Evet, her şey herkesin gözünün önünde yaşandı. Yaşanıyor. İfade özgürlüğü, başkaca hak ve özgürlükler gibi boğuldu. Öyle bir medeniyet kaybı ki yaşanan, dönüp dolaşıp TBMM Başkanı’nı da buldu. Karşı-devrim de kendi çocuklarını yiyordur belki, kimbilir.
Bu bir Numan Kurtulmuş yazısı değil, bugüne dek pek takip etmedim ve parti değiştirmesiyle vs. ilgilenmedim. Hakkında herkesin bildiği kadarını biliyorum ve gelecekte fazlaca hatırlanacak bir siyasi figür olacağını sanmıyorum. Beni ilgilendiren bir yanı varsa, o da, üniversiteden atıldığım ve sayısız meslektaşımla birlikte ‘sivil ölüme’mahkum edildiğim 7 Şubat 2017 tarihli KHK’de, ‘başbakan yardımcısı’ olarak imzasının bulunmasıdır. Hal böyleyken, hakkındaki duygularımı tahmin edersiniz. Gerçi, birkaç yıl önce bir vesileyle telefon eden üst düzey bir iktidar mensubunun, o KHK listeleri ile ilgili “O günlerde bakanlar önüne ne geliyorsa imzalıyordu, listelere bakılmıyordu ki”şeklindeki, Türkçesi, “Yaa haberimiz bile olmadı vallahi” mealindeki sinir bozucu ve umulabilir sözlerini düşününce… Muhtemelen o KHK’lerdeki imza sahipleri, bir gün hikâyeleri sona erip gerçek yaşama döndüğünde çok benzer mazeretler üretecek, zerre kadar umursamadıkları yaşamlarımıza ver(me)dikleri değerle paralel.

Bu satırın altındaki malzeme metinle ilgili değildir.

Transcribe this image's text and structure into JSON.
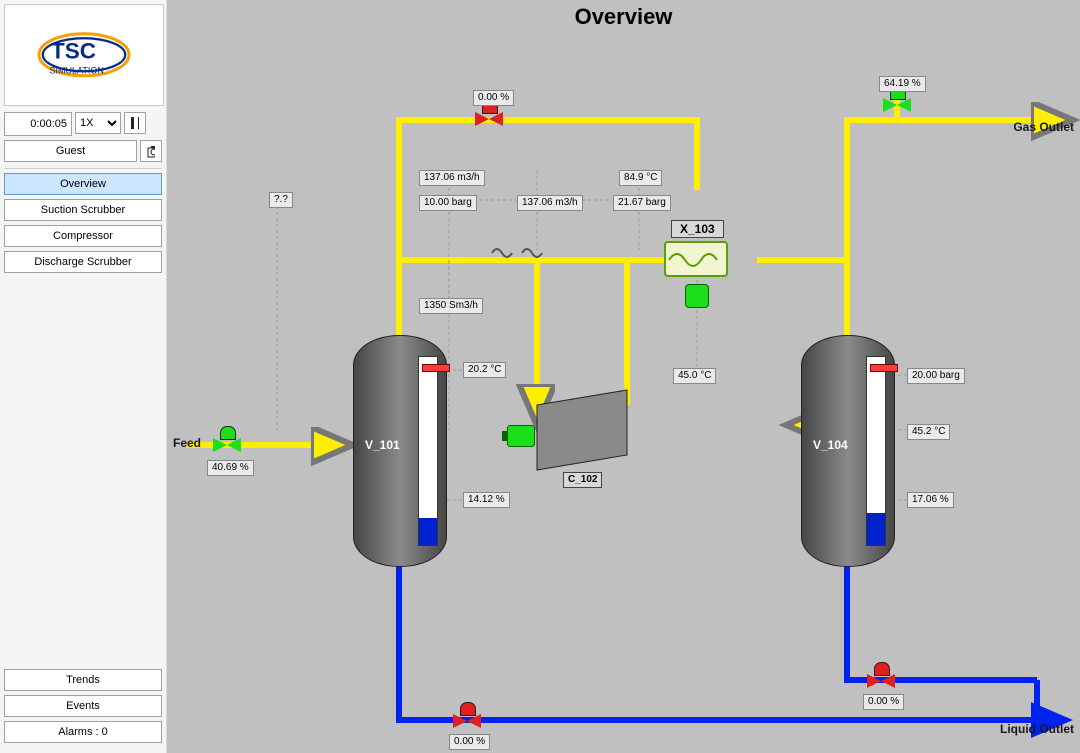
{
  "title": "Overview",
  "colors": {
    "gas": "#ffee00",
    "liquid": "#0022ee",
    "open": "#19e019",
    "closed": "#e02020"
  },
  "sidebar": {
    "logo_text": "SIMULATION",
    "time": "0:00:05",
    "speed": "1X",
    "user": "Guest",
    "nav": [
      {
        "id": "overview",
        "label": "Overview",
        "active": true
      },
      {
        "id": "suction",
        "label": "Suction Scrubber",
        "active": false
      },
      {
        "id": "compressor",
        "label": "Compressor",
        "active": false
      },
      {
        "id": "discharge",
        "label": "Discharge Scrubber",
        "active": false
      }
    ],
    "bottom": [
      {
        "id": "trends",
        "label": "Trends"
      },
      {
        "id": "events",
        "label": "Events"
      },
      {
        "id": "alarms",
        "label": "Alarms : 0"
      }
    ]
  },
  "equipment": {
    "v101": {
      "name": "V_101",
      "level_pct": 14.12,
      "temp": "20.2 °C"
    },
    "c102": {
      "name": "C_102"
    },
    "x103": {
      "name": "X_103"
    },
    "v104": {
      "name": "V_104",
      "level_pct": 17.06,
      "press": "20.00 barg",
      "temp": "45.2 °C"
    }
  },
  "valves": {
    "feed": {
      "pct": "40.69 %",
      "open": true
    },
    "recycle": {
      "pct": "0.00 %",
      "open": false
    },
    "gas_out": {
      "pct": "64.19 %",
      "open": true
    },
    "v101_drain": {
      "pct": "0.00 %",
      "open": false
    },
    "v104_drain": {
      "pct": "0.00 %",
      "open": false
    }
  },
  "readings": {
    "feed_rate": "?.?",
    "suction_flow": "137.06 m3/h",
    "suction_press": "10.00 barg",
    "std_flow": "1350 Sm3/h",
    "discharge_flow": "137.06 m3/h",
    "discharge_temp": "84.9 °C",
    "discharge_press": "21.67 barg",
    "hx_out_temp": "45.0 °C"
  },
  "labels": {
    "feed": "Feed",
    "gas_outlet": "Gas Outlet",
    "liquid_outlet": "Liquid Outlet"
  }
}
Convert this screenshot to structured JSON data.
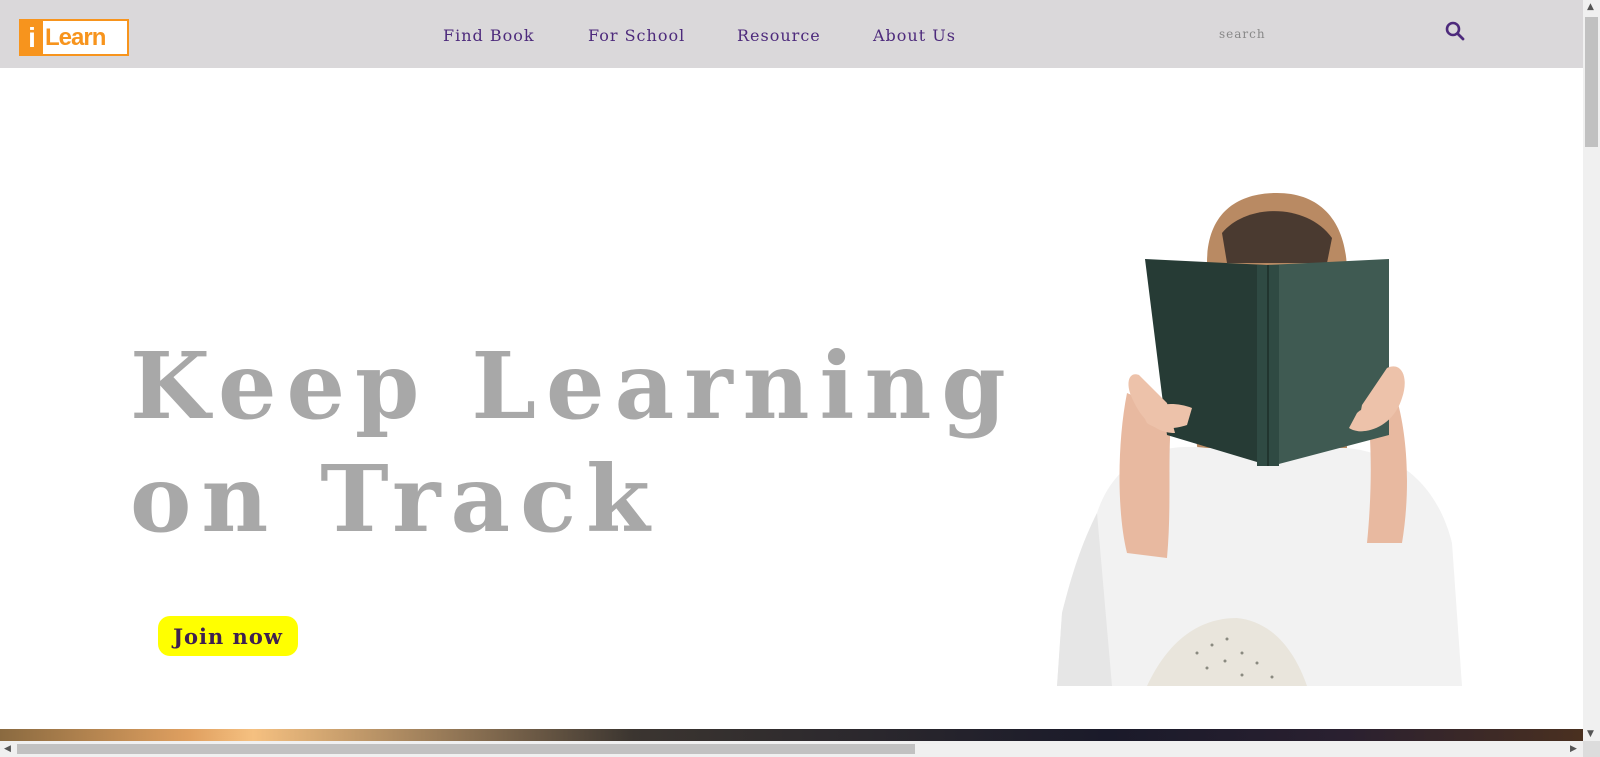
{
  "brand": {
    "logo_i": "i",
    "logo_rest": "Learn"
  },
  "nav": {
    "items": [
      {
        "label": "Find Book"
      },
      {
        "label": "For School"
      },
      {
        "label": "Resource"
      },
      {
        "label": "About Us"
      }
    ],
    "search_placeholder": "search",
    "search_icon": "search-icon"
  },
  "hero": {
    "title_line1": "Keep Learning",
    "title_line2": "on Track",
    "cta_label": "Join now",
    "image": "woman-reading-book-photo"
  },
  "colors": {
    "navbar_bg": "#dad8da",
    "nav_text": "#4d2a7c",
    "logo_orange": "#f7941d",
    "hero_title": "#a8a8a8",
    "cta_bg": "#ffff00",
    "cta_text": "#3e2050"
  },
  "scroll": {
    "horizontal_fraction": 0.58,
    "vertical_position": 0
  }
}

Burada beni ilgilendiren, Kurtulmuş’un bindiği gemi mürettebatının yıllardır cümlemize yaşattığı ve kendisine sunulan makamda, kaptan köşkünün hemen kıyısında sahip olduğu huzurunun umulmadık bir anda kaçması. Üstelik TBMM Başkanı’nın huzurunu kaçıranlar çevresindeki mürettebat tarafından ‘ezilenler’ değil, dahil olduğu ittifakın mensupları.

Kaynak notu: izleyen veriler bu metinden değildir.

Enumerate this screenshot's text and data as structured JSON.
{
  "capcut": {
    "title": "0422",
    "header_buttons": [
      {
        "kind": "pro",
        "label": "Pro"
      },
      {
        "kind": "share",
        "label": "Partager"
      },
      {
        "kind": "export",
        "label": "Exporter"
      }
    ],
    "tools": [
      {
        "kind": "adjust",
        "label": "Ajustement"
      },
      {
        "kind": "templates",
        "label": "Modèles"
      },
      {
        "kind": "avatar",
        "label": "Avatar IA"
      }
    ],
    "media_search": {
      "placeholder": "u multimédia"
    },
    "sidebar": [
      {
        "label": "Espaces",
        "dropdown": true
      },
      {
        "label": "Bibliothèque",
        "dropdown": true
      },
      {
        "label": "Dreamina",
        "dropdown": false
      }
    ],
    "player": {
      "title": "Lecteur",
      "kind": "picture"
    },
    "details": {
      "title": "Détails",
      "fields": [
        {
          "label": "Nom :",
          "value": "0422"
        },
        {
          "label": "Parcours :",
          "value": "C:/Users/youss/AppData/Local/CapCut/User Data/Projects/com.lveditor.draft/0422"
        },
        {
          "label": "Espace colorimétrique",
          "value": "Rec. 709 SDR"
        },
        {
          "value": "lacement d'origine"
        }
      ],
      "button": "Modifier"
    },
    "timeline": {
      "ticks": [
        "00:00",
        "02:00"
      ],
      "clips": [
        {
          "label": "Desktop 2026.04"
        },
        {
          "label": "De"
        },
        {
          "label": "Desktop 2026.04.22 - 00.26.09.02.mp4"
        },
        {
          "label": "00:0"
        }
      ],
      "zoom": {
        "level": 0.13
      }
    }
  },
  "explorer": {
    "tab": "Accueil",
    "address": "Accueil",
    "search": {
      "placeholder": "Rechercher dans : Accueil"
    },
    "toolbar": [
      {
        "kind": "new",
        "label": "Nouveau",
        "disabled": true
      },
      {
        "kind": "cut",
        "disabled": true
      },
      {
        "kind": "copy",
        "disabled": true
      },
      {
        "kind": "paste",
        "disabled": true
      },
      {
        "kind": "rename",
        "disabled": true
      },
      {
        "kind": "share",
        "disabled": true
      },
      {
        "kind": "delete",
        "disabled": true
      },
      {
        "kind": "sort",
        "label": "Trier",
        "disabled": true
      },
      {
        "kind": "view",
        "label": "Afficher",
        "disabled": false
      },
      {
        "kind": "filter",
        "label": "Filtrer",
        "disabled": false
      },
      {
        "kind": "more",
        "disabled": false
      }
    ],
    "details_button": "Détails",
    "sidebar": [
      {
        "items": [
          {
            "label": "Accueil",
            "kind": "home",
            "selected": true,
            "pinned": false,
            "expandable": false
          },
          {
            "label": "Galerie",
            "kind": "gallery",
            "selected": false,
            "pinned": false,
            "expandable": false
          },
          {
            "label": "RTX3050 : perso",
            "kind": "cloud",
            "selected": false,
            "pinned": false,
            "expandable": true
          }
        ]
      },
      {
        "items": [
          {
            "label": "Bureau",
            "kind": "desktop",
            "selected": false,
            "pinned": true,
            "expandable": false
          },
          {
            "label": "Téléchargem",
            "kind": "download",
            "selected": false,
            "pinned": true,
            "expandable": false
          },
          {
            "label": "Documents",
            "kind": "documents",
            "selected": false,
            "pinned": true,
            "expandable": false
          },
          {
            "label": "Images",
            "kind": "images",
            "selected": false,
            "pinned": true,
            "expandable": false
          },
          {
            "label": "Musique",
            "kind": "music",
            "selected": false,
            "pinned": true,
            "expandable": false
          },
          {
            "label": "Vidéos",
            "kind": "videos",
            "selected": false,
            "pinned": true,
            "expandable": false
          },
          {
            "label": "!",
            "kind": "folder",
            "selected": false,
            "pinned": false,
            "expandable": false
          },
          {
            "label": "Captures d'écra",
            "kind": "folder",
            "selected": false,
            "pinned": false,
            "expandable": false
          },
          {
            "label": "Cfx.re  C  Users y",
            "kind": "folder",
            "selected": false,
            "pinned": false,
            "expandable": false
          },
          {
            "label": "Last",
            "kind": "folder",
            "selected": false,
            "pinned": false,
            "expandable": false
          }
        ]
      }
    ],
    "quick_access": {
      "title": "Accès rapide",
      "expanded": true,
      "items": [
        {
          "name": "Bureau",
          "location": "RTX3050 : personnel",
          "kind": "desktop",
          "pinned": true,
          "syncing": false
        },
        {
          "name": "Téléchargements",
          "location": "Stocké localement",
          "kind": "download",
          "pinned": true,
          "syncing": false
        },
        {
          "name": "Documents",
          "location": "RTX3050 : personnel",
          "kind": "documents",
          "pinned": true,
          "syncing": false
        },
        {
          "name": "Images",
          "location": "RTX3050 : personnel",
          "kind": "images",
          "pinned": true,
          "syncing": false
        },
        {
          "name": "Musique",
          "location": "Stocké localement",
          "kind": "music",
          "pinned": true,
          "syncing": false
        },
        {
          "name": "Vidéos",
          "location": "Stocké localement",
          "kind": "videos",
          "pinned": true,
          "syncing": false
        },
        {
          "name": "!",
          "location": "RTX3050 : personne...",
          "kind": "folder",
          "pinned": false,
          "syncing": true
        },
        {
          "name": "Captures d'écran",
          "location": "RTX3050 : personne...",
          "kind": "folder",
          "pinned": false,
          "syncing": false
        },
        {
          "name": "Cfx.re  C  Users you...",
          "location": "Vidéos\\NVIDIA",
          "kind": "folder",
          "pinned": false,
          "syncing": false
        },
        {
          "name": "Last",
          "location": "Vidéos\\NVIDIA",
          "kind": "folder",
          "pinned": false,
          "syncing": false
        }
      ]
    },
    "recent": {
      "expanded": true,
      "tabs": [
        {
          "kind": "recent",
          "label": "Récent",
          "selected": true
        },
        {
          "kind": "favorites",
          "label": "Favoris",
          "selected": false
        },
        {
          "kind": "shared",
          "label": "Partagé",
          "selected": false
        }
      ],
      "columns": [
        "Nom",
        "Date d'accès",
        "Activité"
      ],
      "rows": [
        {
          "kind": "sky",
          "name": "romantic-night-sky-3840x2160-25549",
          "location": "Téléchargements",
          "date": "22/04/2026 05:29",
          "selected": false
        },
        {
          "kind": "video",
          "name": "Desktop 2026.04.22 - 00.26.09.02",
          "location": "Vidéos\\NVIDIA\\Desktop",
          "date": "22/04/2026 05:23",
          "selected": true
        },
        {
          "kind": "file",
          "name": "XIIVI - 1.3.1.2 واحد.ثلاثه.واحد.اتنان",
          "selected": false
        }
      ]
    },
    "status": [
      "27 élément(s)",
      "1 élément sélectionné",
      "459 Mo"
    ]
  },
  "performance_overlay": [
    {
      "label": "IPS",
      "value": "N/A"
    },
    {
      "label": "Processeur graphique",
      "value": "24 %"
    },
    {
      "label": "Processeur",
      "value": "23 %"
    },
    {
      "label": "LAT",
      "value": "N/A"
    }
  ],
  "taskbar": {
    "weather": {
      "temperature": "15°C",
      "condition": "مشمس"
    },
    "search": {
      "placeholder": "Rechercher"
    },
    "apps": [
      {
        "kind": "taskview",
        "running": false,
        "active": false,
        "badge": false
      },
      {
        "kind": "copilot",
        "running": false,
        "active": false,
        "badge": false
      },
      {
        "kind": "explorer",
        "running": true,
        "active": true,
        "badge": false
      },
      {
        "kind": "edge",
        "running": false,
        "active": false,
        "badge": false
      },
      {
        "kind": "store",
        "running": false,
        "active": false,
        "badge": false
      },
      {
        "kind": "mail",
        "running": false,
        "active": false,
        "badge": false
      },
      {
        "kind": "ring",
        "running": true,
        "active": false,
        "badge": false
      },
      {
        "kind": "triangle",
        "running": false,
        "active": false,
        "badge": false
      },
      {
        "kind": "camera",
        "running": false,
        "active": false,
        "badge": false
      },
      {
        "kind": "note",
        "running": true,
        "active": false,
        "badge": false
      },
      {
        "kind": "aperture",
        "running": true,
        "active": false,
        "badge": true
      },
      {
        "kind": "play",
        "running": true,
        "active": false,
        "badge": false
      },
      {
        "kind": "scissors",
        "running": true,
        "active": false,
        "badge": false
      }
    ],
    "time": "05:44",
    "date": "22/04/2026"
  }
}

Diken okuru içinde yaşı yetmeyecek olanlar vardır belki, böyle tartışmalar (dördüncü madde/yeni anayasa gibi) AKP’nin ilk zamanlarında çıksaydı, şu ana dek farklı görüşleri savunan yazılar yayınlanır, karşı çıkanlar ile taraftarlar arasında yarı akademik, anlamlı bir tartışma başlardı. Merak ediyorum, Kurtulmuş ve benzer yönde düşünen AKP’liler, artık neden böyle tartışmaların olmadığını, çoğu insanın -amiyane tabirle- ‘topa girmediğini’ ve her polemikte ‘kendileriyle’ baş başa kaldıklarını, bir an olsun düşünüyorlar mıdır?
Tartışabilecek, konuşmayı isteyeceklerin ‘çoğunu’ ezdikleri için olabilir mi, mesela? İşten attıkları, hapse attıkları, sivil ölüme mahkum ettikleri için? Akademideki, yazar çizerdeki sessizlik ve tedirginliğin bir nedeni de, meslektaşlarının başına gelenlere tanıklık olabilir mi? “Hadi açılalım, olmadı kapanalım, dur yine açılalım…” yordamının, muhatabı aşağılayıcı ve bezdirici, umut kırıcı yanları olduğunu düşünmek çok mu zahmetli? Biri, “Yazacak mısın bu konuda?” sorusuna, “Boş versene, kime ne anlatacağım, üç gün sonra fikir değiştirirler, olan yine yazıp çizene olur” yanıtını verse, haksız mı? “Açıldık, taaaartış; kapandık, sus.” Şeker kardeşim, ahali elektrik düğmesi değil ki, insan nihayetinde.
TBMM Başkanı, Anayasa’nın üçüncü maddesiyle ilgili bir yorum yaptı, düşündüğünü söyledi. Bana kalırsa yorumu doğru değildi. Güzel de, biri söyler diğeri karşı çıkar, yazılır çizilir, konuşulur… Medeniyet dediğimiz de böyle bir şeydir. Mesele şu ki, Kurtulmuş’un bugün maruz kaldığı baskı, dün sustuğunun, birlikte sustuklarının sonucu. Kendi yarattıkları atmosferde konuşamaz hale geldiler. Bu süreçte, yalnızca ve yalnızca ‘prensip sahibi’ oldukları için AKP’lilerin haklarını savunanlar büyük ölçüde tasfiye edildi, ezildi ya da etkisizleştirildi. Çünkü aynı insanlar, çile çektirilen ‘diğerlerinin’ de hakkını ‘yüksek sesle’ savundu ve bedelini ödedi, ödüyor.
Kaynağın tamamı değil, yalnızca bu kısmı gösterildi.